V/reg = I regulate what the stator puts out in excess. I'm in the middle of this. I see your headlight on at idle, that is more current out the battery the stator needs to come up with. I am constantly regulating 14v into that battery as we putt down the road. At idle with key on, front and rear lights on, I now have to kick in more than is being used out of the battery. If I am regulating, I should be showing more volts, especially if I am a computer bike that needs a constant 5v for that system.

Battery = I am a storage unit. I am feeding lights/ign/black box telemetry. If I am at 12v, do you see how I could be 4.99v from being 5v if that battery drops anymore?
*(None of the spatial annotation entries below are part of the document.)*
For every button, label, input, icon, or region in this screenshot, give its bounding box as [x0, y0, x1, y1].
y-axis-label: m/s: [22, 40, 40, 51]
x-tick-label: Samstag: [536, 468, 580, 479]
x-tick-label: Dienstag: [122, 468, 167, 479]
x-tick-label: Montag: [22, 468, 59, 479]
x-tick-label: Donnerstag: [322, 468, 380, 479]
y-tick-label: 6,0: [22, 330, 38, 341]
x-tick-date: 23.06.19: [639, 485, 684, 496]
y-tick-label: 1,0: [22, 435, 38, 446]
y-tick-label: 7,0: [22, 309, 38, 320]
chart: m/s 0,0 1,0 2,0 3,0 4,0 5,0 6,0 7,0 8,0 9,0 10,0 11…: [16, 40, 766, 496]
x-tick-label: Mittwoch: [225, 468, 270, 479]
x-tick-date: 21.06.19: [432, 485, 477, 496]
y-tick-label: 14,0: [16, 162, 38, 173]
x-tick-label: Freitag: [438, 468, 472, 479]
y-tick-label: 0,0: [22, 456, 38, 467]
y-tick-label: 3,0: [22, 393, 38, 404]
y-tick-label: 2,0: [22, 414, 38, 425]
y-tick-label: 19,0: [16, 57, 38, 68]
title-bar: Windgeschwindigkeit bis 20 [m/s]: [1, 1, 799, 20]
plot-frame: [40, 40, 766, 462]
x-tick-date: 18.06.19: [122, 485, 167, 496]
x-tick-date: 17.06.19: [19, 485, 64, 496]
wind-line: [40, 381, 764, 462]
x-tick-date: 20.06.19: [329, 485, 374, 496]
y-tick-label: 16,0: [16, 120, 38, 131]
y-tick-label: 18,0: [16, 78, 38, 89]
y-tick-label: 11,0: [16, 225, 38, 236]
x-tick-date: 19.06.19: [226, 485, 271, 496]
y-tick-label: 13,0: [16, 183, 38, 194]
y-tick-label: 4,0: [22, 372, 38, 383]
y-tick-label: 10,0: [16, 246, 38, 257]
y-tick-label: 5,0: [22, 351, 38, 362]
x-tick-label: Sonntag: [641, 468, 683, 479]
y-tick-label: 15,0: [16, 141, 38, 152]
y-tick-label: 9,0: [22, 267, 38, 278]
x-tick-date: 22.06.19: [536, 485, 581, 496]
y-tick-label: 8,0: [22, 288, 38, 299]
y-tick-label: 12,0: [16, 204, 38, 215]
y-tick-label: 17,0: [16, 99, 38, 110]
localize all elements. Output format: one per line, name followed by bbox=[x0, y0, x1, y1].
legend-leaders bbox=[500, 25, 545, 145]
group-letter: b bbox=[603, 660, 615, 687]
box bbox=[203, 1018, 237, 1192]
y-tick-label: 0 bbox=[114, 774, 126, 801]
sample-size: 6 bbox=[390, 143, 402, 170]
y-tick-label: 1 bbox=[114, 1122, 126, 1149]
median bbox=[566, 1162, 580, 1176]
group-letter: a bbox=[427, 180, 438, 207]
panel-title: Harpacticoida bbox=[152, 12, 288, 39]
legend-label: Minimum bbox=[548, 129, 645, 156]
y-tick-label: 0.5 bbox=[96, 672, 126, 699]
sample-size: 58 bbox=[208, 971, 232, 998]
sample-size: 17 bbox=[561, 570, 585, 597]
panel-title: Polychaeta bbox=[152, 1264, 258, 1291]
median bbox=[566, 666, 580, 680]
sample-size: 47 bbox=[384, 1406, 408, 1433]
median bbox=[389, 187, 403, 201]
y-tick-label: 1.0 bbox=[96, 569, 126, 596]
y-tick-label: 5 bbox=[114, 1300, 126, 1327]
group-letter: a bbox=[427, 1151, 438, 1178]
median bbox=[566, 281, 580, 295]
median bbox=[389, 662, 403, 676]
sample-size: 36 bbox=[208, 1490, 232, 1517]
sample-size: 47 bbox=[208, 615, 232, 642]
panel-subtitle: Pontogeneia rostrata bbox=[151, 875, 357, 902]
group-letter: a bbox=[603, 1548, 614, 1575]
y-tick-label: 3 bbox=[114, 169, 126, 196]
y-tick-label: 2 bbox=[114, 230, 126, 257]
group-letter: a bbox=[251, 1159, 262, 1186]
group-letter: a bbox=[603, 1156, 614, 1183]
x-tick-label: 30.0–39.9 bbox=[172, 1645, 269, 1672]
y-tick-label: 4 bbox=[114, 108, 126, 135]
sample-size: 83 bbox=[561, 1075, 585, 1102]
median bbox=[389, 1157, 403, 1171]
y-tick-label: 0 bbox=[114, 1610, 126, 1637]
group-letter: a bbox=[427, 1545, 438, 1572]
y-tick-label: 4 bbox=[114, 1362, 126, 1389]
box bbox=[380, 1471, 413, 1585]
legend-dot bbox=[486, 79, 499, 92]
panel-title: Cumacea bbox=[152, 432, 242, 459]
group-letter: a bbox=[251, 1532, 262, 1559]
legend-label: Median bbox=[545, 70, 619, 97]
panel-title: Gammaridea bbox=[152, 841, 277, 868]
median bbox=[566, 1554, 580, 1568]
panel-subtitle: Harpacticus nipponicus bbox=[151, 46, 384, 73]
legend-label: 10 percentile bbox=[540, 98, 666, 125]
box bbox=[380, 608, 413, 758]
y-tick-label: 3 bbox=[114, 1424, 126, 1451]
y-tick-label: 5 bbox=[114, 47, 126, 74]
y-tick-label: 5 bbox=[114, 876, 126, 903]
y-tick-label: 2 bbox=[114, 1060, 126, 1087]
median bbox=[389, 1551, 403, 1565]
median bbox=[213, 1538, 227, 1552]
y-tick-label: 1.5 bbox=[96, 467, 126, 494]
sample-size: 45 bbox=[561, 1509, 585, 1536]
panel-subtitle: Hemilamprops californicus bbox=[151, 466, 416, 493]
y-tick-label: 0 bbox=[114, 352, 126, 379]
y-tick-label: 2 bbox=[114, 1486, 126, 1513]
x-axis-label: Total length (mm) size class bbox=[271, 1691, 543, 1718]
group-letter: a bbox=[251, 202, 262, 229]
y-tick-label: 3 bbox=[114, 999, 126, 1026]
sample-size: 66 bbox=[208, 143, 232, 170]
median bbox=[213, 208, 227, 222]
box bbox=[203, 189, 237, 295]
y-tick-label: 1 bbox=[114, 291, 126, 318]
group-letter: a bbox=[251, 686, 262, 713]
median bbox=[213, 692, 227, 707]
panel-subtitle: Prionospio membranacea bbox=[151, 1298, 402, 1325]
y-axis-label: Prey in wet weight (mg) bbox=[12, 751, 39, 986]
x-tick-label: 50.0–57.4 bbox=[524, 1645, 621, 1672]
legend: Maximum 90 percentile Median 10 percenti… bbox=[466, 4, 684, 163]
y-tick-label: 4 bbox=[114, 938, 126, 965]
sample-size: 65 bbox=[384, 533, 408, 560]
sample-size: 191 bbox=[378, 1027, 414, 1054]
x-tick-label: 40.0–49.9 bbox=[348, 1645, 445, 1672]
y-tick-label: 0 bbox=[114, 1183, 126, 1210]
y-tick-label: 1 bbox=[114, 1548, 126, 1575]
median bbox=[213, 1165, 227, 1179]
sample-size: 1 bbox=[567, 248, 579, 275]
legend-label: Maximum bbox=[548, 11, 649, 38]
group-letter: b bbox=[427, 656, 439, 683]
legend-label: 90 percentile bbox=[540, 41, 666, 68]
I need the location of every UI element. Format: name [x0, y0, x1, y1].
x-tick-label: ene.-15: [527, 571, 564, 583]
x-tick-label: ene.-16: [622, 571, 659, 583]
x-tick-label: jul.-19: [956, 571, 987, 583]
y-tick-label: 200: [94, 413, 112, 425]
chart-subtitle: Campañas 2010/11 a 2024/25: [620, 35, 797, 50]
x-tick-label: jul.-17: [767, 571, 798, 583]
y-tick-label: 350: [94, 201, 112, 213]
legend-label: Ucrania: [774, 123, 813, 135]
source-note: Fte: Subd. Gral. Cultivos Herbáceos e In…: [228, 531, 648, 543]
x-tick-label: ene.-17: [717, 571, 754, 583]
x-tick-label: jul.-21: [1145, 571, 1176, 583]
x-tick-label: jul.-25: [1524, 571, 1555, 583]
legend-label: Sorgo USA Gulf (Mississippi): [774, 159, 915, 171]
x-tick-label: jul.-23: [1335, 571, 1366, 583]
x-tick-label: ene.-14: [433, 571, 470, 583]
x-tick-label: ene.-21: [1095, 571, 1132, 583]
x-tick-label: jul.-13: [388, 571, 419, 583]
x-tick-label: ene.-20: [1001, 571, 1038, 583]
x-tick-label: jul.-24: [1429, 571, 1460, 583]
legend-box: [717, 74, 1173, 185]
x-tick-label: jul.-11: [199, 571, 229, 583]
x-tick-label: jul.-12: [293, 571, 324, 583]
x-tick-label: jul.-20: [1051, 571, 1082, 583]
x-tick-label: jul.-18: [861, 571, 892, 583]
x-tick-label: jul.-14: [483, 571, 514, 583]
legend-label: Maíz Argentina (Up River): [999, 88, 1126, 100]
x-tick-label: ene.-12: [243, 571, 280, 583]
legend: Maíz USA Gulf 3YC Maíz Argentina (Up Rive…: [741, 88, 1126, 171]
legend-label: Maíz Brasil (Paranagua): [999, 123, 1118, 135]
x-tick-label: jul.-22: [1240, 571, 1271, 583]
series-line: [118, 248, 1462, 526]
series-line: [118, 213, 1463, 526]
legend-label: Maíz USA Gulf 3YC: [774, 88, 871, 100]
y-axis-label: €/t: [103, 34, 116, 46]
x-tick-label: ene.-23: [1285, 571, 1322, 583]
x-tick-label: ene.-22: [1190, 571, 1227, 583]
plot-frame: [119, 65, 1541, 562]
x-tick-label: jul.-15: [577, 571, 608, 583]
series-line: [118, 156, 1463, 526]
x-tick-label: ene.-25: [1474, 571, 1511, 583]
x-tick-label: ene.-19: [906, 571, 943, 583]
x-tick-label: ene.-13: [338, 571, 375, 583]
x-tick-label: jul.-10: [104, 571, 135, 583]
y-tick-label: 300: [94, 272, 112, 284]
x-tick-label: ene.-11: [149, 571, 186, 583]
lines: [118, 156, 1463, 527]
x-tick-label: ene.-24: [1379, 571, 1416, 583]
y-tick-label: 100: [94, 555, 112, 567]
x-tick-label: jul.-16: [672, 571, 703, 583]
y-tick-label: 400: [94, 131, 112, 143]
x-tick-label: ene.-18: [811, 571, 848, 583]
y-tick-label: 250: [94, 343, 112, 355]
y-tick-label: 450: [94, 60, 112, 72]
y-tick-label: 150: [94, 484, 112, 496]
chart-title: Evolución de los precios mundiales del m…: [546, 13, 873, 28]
That is why I have to be well charged on the surface at 12.8v. If I am down to 12.1 from a well charged battery, meaning, 12.8 is now 12.1 in a day or so after a charge and it sits for days, then it's a battery that cannot hold even a surface charge.

1. Where are we in stator output? We want to see if the battery is the problem.

2. The V/reg shows it can move and control voltage when revved. So without some other bike checking it's charge and sending in a post as to what their bike idles at, it might be normal if it cuts off at 14 said volts. So no, it's not the V/reg at this time, nor say the stator. Why? Because the V/reg can cut off and sustain that 14v window, right?

3. We are down to the battery as the whole loop are these 3 components. Back to what someone said about a load test. Surface test, walk away from the battery after it's been charged. Write down the digital number, then test down the road, or help it with a bulb on for 3 minutes and no more.